What to Know About Long-Distance Job Searches

Author: Alecia Pirulis

computer and coffee

Employers have plenty of talented candidates to choose from for job openings these days, and most of those potential employees are local. Getting your foot in the door (or even a toe) when you are looking for a job long-distance is extremely difficult. After all, why risk you potentially changing your mind and moving back to your home state when they have a pool of qualified candidates local or even in-house?

But difficult doesn’t mean impossible – especially if you take a few steps now to make yourself stand out from the crowd:

Step one: Revamp your resume. Keep it simple but make sure your skills stand out. Find a way to make your resume unique, but don’t overdo it – employers still prefer simple and easy to read over a flamboyant color or font or a too-long resume (but don’t think you have to keep it to one page).

Step two: Take your address off your resume. Seeing an out-of-state address at the top of your resume could get it tossed out before your talents and skills are even noticed. If you have close friends or family living in the area, use their address – especially if you’ll be staying with them during your visits.

Step three: Write a cover letter detailing exactly why you want to move to that city. Potential employers will feel better about contacting you if they know you are serious about relocating and not just out “fishing.” Be specific about when and why you intend to move, but don’t focus on it too long – state your intentions and get back to your qualifications and skills.

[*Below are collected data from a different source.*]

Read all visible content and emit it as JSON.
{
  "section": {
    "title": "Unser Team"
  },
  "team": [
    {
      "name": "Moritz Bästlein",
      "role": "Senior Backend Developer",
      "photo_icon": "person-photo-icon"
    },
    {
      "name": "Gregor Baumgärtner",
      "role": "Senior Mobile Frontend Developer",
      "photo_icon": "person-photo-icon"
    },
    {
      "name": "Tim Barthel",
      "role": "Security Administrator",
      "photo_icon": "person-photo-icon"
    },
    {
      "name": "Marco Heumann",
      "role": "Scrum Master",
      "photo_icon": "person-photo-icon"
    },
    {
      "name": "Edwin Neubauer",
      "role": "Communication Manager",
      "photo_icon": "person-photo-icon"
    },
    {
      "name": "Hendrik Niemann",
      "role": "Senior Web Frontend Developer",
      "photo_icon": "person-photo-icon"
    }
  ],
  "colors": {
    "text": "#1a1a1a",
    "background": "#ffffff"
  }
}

Step four: Start networking. Contact your colleagues, friends, neighbors, and former coworkers and let them know where you are planning to move and ask if they happen to know anyone in that area. You can also use social media to connect with the companies and businesses you’re interested in. The leads you get through networking are often the best way to get a job.

Step five: Send out those resumes! If there is a company that you’d like to work for but they don’t have any job openings listed, go ahead and send your resume anyway – often there are jobs available but they aren’t posted, so contacting the company could potentially open some doors you hadn’t expected. Call the companies to follow up – your goal is to set up as many interviews as possible, so be persistent (but not pushy).

Step six: Plan your trip. You’ll want to visit the area at least once. Be sure to get as many interviews as possible lined up during your stay. While there, call some of the companies you’ve sent resumes to – even if you haven’t heard from them. Explain that you are in town and would like the opportunity to interview. If the position you applied for is filled or no longer available, ask about future potential opportunities and inquire about submitting your resume.